Pero cuando se recupere la calma y con ella la capacidad de pensamiento y acción habrá que pensar en el abandono de la práctica multicultural y en la adopción de la eficaz conducta norteamericana, dispuesta a respetar todas las diversidades de creencia y pensamiento que tengan lugar en el marco bien definido de los derechos individuales que la ley reconoce a todos los ciudadanos, sin excepciones ni privilegios.
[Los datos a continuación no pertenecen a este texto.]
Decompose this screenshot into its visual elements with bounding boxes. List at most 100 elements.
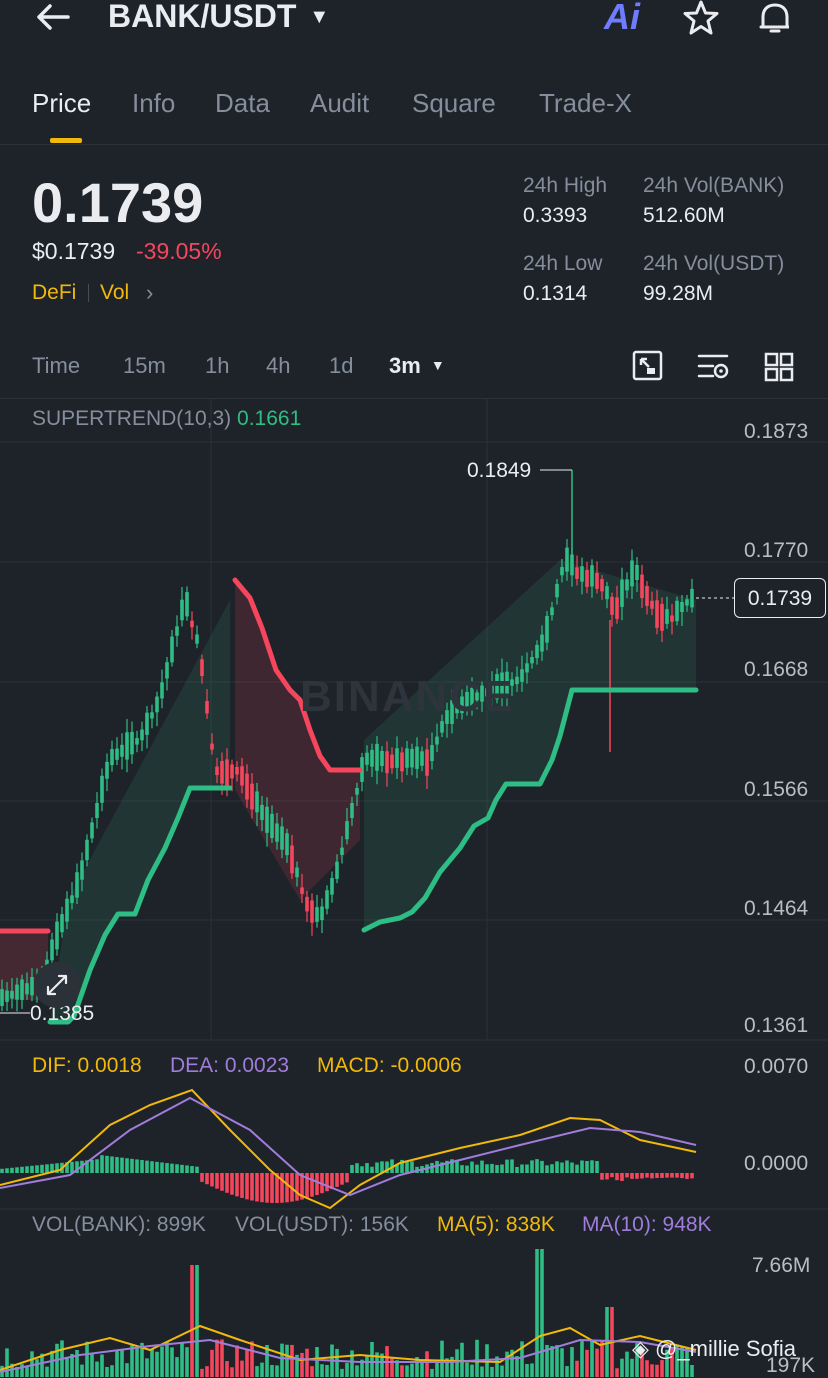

Porque como dice la carta circular que el presidente americano dirige a los nuevos ciudadanos, «nuestro país nunca ha estado unido por la sangre o por el lugar de nacimiento sino por los principios constitucionales que nos llevan más allá de nuestros orígenes, nos elevan por encima de nuestros intereses y nos enseñan lo que significa ser ciudadano». No es una panacea y los atentados del maratón de Boston están para demostrarlo, pero al menos marca un camino para recuperar lo esencial: que los derechos y las obligaciones de la participación ciudadana queden igualmente definidos para todos, con independencia de la religión o del lugar de origen. Precisamente lo que no querían admitir los asesinos que en nombre de Allah acabaron con la vida de a los periodistas de «Charlie Hebdo».